GEFS-Aerosol 5-day Forecasts
BACKGROUND
The NEMS coupled app (GFS-CHEM) includes two components: The NCEP Global Forecast System
(
GFS V15
) and GSDCHEM. GSDCHEM is a National Unified Operational Prediction Capability (
NUOPC
) based chemistry component developed to replace the current NEMS GFS Aerosol Component (NGAC at 1x1°,
Wang, et al. 2018) GSDCHEM includes the WRF-Chem (Grell, et al. 2005) chem_driver with updates for consistency with the NASA Goddard Operational Chemistry and Aerosol Radiation and Transport (GOCART; Chin, et al., 2007) version. The chemistry and aerosol modules used for GFS-CHEM include simple sulfur chemistry, hydrophobic and hydrophilic black and organic carbon, and a 5-bin sea salt module. Additionally, included is the FENGSHA (Dong, et al. 2016) 5-bin dust module, wildfires modeling using Fire Radiative Power (FRP) and smoke emissions from the NESDIS Global Biomass Burning Emissions Product (GBBEPx; Zhang, et al., 2014; Zhang, et al., 2012). Plume rise modeling is done with a 1-d cloud model (Grell et al, 2011), and, optionally, volcanic ash emissions are also included. The global anthropogenic emission is from the Community Emissions Data System (CEDS) based on 2014 inventory. Tracers are transported by the dynamics as well as the GFS physics (GFS PBL and Simple Arakowa Shubert (SAS) deep and shallow convection parameterization). Subgrid scale wet scavenging and transport is done inside the two SAS routines.

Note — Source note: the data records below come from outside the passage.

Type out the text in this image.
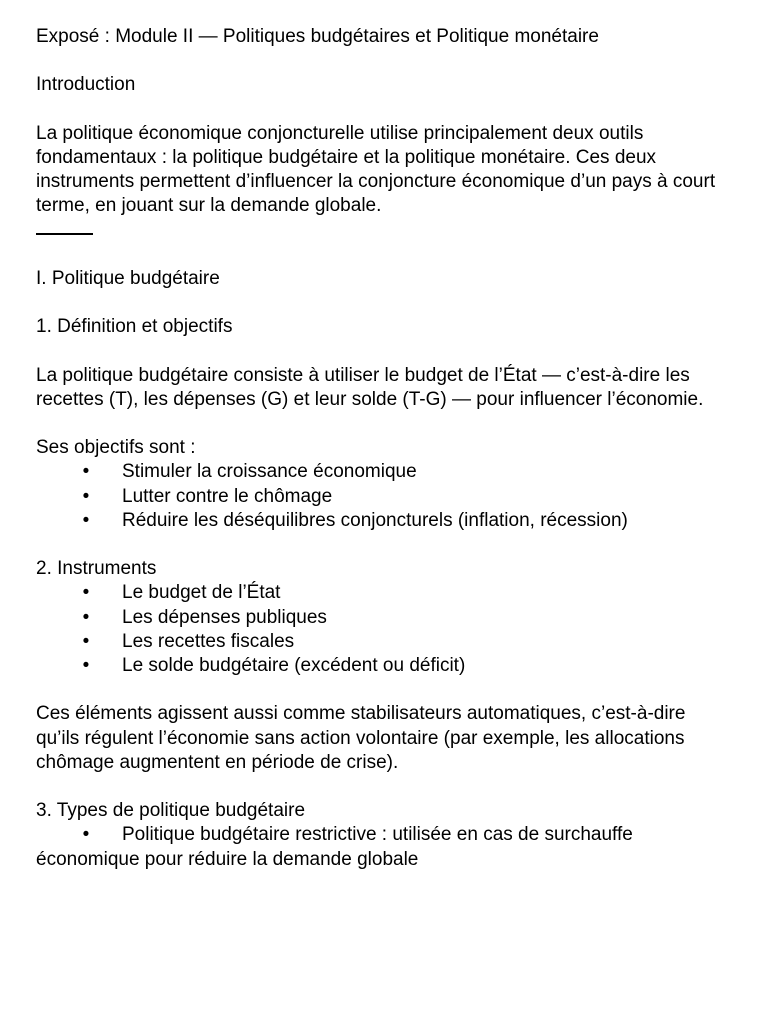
Exposé : Module II — Politiques budgétaires et Politique monétaire

Introduction

La politique économique conjoncturelle utilise principalement deux outils fondamentaux : la politique budgétaire et la politique monétaire. Ces deux instruments permettent d’influencer la conjoncture économique d’un pays à court terme, en jouant sur la demande globale.

I. Politique budgétaire

1. Définition et objectifs

La politique budgétaire consiste à utiliser le budget de l’État — c’est-à-dire les recettes (T), les dépenses (G) et leur solde (T-G) — pour influencer l’économie.

Ses objectifs sont :

• Stimuler la croissance économique

• Lutter contre le chômage

• Réduire les déséquilibres conjoncturels (inflation, récession)

2. Instruments

• Le budget de l’État

• Les dépenses publiques

• Les recettes fiscales

• Le solde budgétaire (excédent ou déficit)

Ces éléments agissent aussi comme stabilisateurs automatiques, c’est-à-dire qu’ils régulent l’économie sans action volontaire (par exemple, les allocations chômage augmentent en période de crise).

3. Types de politique budgétaire

• Politique budgétaire restrictive : utilisée en cas de surchauffe économique pour réduire la demande globale
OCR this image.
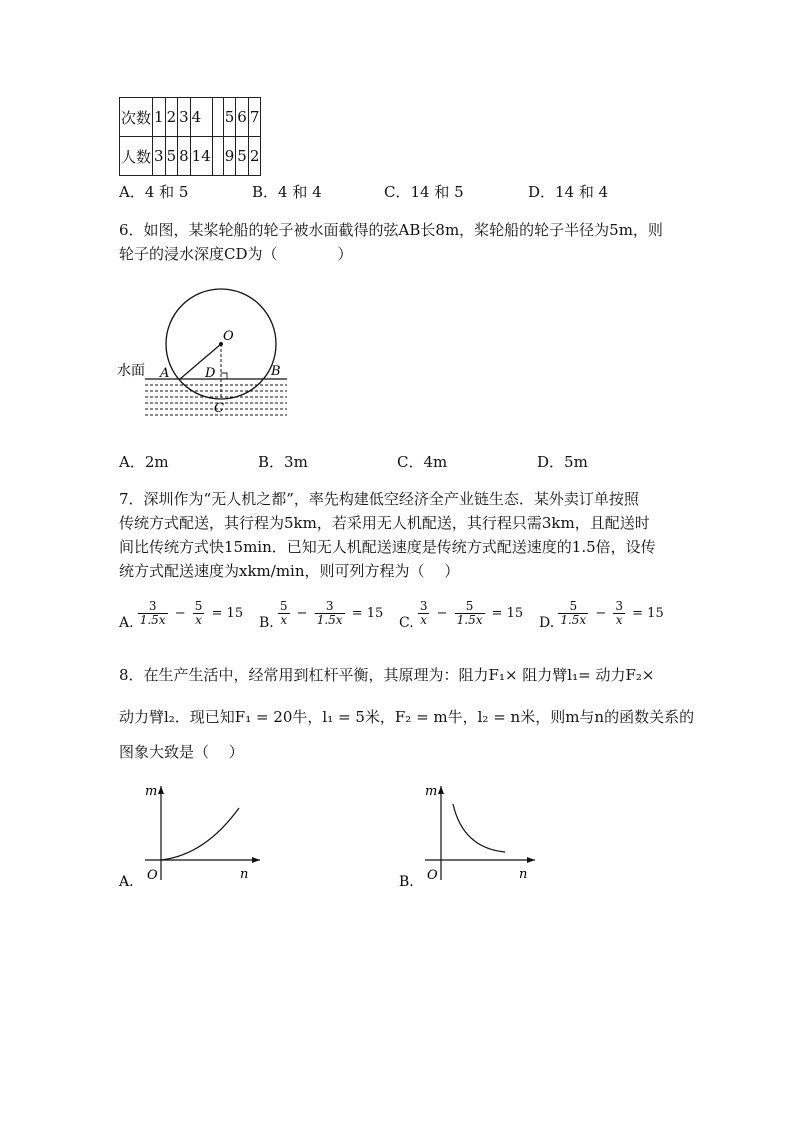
次数	1	2	3	4		5	6	7
人数	3	5	8	14		9	5	2
A．4 和 5	B．4 和 4	C．14 和 5	D．14 和 4
6．如图，某桨轮船的轮子被水面截得的弦AB长8m，桨轮船的轮子半径为5m，则
轮子的浸水深度CD为（　　　　）
O
水面 A	D	B
C
A．2m	B．3m	C．4m	D．5m
7．深圳作为“无人机之都”，率先构建低空经济全产业链生态．某外卖订单按照
传统方式配送，其行程为5km，若采用无人机配送，其行程只需3km，且配送时
间比传统方式快15min．已知无人机配送速度是传统方式配送速度的1.5倍，设传
统方式配送速度为xkm/min，则可列方程为（　 ）
A. $\frac{3}{1.5x} - \frac{5}{x} = 15$
B. $\frac{5}{x} - \frac{3}{1.5x} = 15$
C. $\frac{3}{x} - \frac{5}{1.5x} = 15$
D. $\frac{5}{1.5x} - \frac{3}{x} = 15$
8．在生产生活中，经常用到杠杆平衡，其原理为：阻力F₁× 阻力臂l₁= 动力F₂×
动力臂l₂．现已知F₁ = 20牛，l₁ = 5米，F₂ = m牛，l₂ = n米，则m与n的函数关系的
图象大致是（　 ）
m
n
O
A.
m
n
O
B.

The system runs at FV3 cube sphere C384L64 resolution (~25 km) in the NCEP Global Ensemble Forecast System (GEFS) production suite, but with GOCART simple aerosol chemistry (20 species) run to 120 forecast hours four times per day. GFS-Chem currently requires 40 nodes to run 5 days in 37 cpu minutes on the Dell Phase III systems.
Technically, coupling occurs two-way, as mixing ratios of chemical tracers are exchanged between FV3GFS and GSDCHEM at each coupling step to be advected by FV3 dynamical core. However, at this point coupling is considered to be only one way in this milestone from a scientific standpoint, since feedback to the meteorology is not yet activated.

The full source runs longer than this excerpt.